I do not want a proof! I'm just trying to understand the question since it seems false to me. The following is Exercise 7.10 from the Logic of Mathematics by Adamowicz and Zbierski:
Prove the generalized distributivity laws for Boolean algebras:
$$\sum_{i=1}^n a_{i1}\cdot \cdots \cdot a_{im} =
\prod_{j_1,\ldots,j_n=1}^m (a_{1j_1}+\cdots+a_{nj_n})$$
and
$$\prod_{i=1}^n (a_{i1}+\cdots + a_{im}) = \sum_{j_1,\ldots,j_n=1}^m a_{1j_1}\cdot \cdots \cdot a_{nj_n}$$
for an arbitrary matrix $\{a_{ij}: i=1,\ldots, n,j=1,\ldots,m\}$ of elements of the algebra.

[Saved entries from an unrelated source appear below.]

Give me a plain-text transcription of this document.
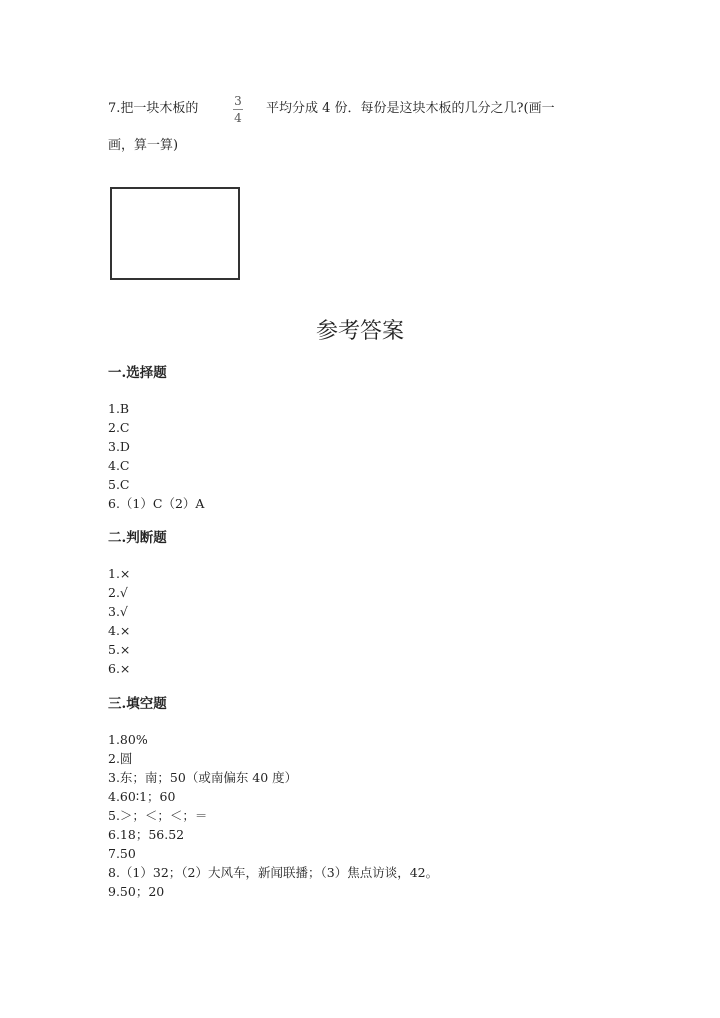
7.把一块木板的	3
4
平均分成 4 份．每份是这块木板的几分之几?(画一
画，算一算)
参考答案
一.选择题
1.B
2.C
3.D
4.C
5.C
6.（1）C（2）A
二.判断题
1.×
2.√
3.√
4.×
5.×
6.×
三.填空题
1.80%
2.圆
3.东；南；50（或南偏东 40 度）
4.60∶1；60
5.＞；＜；＜；＝
6.18；56.52
7.50
8.（1）32；（2）大风车，新闻联播；（3）焦点访谈，42。
9.50；20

But I do not understand the RHS. An example… if $a=[a_{11},a_{12};a_{21},a_{22}]$ (the 2×2 matrix) then the LHS of the first centered equation equals $a_{11}a_{12}+a_{21}a_{22}$. However, I do not know how to start with the RHS. Thanks!
Best Answer
The right-hand side just means a simultaneous product (or sum in the second case) where each $j_i$ independently ranges from $1$ to $n$. If you like, the symbol $$\prod_{j_1,\ldots,j_n=1}^m$$ means the same thing as an iterated product $$\prod_{j_1=1}^m\prod_{j_2=1}^m\dots\prod_{j_n=1}^m.$$
So for instance, when $n=m=2$, you get $(a_{11}+a_{21})(a_{11}+a_{22})(a_{12}+a_{21})(a_{12}+a_{22})$.

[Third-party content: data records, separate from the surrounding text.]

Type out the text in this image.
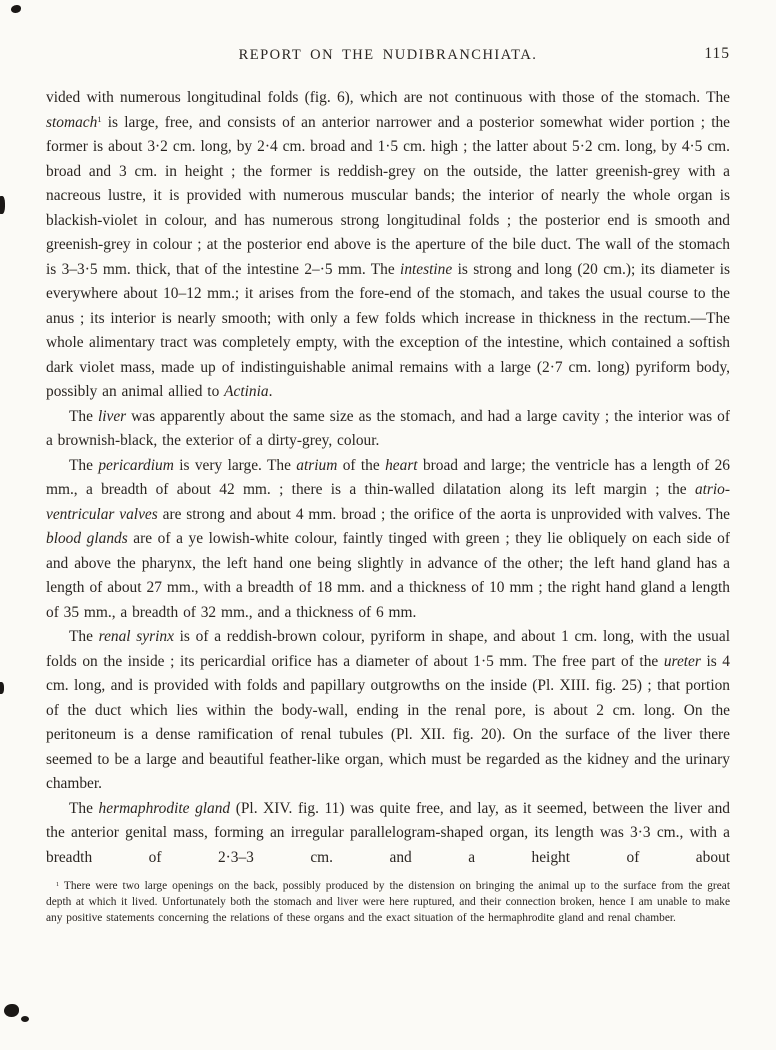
REPORT ON THE NUDIBRANCHIATA.	115

vided with numerous longitudinal folds (fig. 6), which are not continuous with those of the stomach. The stomach$^1$ is large, free, and consists of an anterior narrower and a posterior somewhat wider portion ; the former is about 3·2 cm. long, by 2·4 cm. broad and 1·5 cm. high ; the latter about 5·2 cm. long, by 4·5 cm. broad and 3 cm. in height ; the former is reddish-grey on the outside, the latter greenish-grey with a nacreous lustre, it is provided with numerous muscular bands; the interior of nearly the whole organ is blackish-violet in colour, and has numerous strong longitudinal folds ; the posterior end is smooth and greenish-grey in colour ; at the posterior end above is the aperture of the bile duct. The wall of the stomach is 3–3·5 mm. thick, that of the intestine 2–·5 mm. The intestine is strong and long (20 cm.); its diameter is everywhere about 10–12 mm.; it arises from the fore-end of the stomach, and takes the usual course to the anus ; its interior is nearly smooth; with only a few folds which increase in thickness in the rectum.—The whole alimentary tract was completely empty, with the exception of the intestine, which contained a softish dark violet mass, made up of indistinguishable animal remains with a large (2·7 cm. long) pyriform body, possibly an animal allied to Actinia.

The liver was apparently about the same size as the stomach, and had a large cavity ; the interior was of a brownish-black, the exterior of a dirty-grey, colour.

The pericardium is very large. The atrium of the heart broad and large; the ventricle has a length of 26 mm., a breadth of about 42 mm. ; there is a thin-walled dilatation along its left margin ; the atrio-ventricular valves are strong and about 4 mm. broad ; the orifice of the aorta is unprovided with valves. The blood glands are of a ye lowish-white colour, faintly tinged with green ; they lie obliquely on each side of and above the pharynx, the left hand one being slightly in advance of the other; the left hand gland has a length of about 27 mm., with a breadth of 18 mm. and a thickness of 10 mm ; the right hand gland a length of 35 mm., a breadth of 32 mm., and a thickness of 6 mm.

The renal syrinx is of a reddish-brown colour, pyriform in shape, and about 1 cm. long, with the usual folds on the inside ; its pericardial orifice has a diameter of about 1·5 mm. The free part of the ureter is 4 cm. long, and is provided with folds and papillary outgrowths on the inside (Pl. XIII. fig. 25) ; that portion of the duct which lies within the body-wall, ending in the renal pore, is about 2 cm. long. On the peritoneum is a dense ramification of renal tubules (Pl. XII. fig. 20). On the surface of the liver there seemed to be a large and beautiful feather-like organ, which must be regarded as the kidney and the urinary chamber.

The hermaphrodite gland (Pl. XIV. fig. 11) was quite free, and lay, as it seemed, between the liver and the anterior genital mass, forming an irregular parallelogram-shaped organ, its length was 3·3 cm., with a breadth of 2·3–3 cm. and a height of about

$^1$ There were two large openings on the back, possibly produced by the distension on bringing the animal up to the surface from the great depth at which it lived. Unfortunately both the stomach and liver were here ruptured, and their connection broken, hence I am unable to make any positive statements concerning the relations of these organs and the exact situation of the hermaphrodite gland and renal chamber.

This should look more familiar in the case of the second distributive law, which is just the usual generalized distributive law for multiplication over addition (which holds in any ring, for instance). For instance, when $n=m=2$, it just says $$(a_{11}+a_{12})(a_{21}+a_{22})=a_{11}a_{21}+a_{11}a_{22}+a_{12}a_{21}+a_{12}a_{22}.$$ The first distributive law is just the same thing with the roles of addition and multiplication swapped.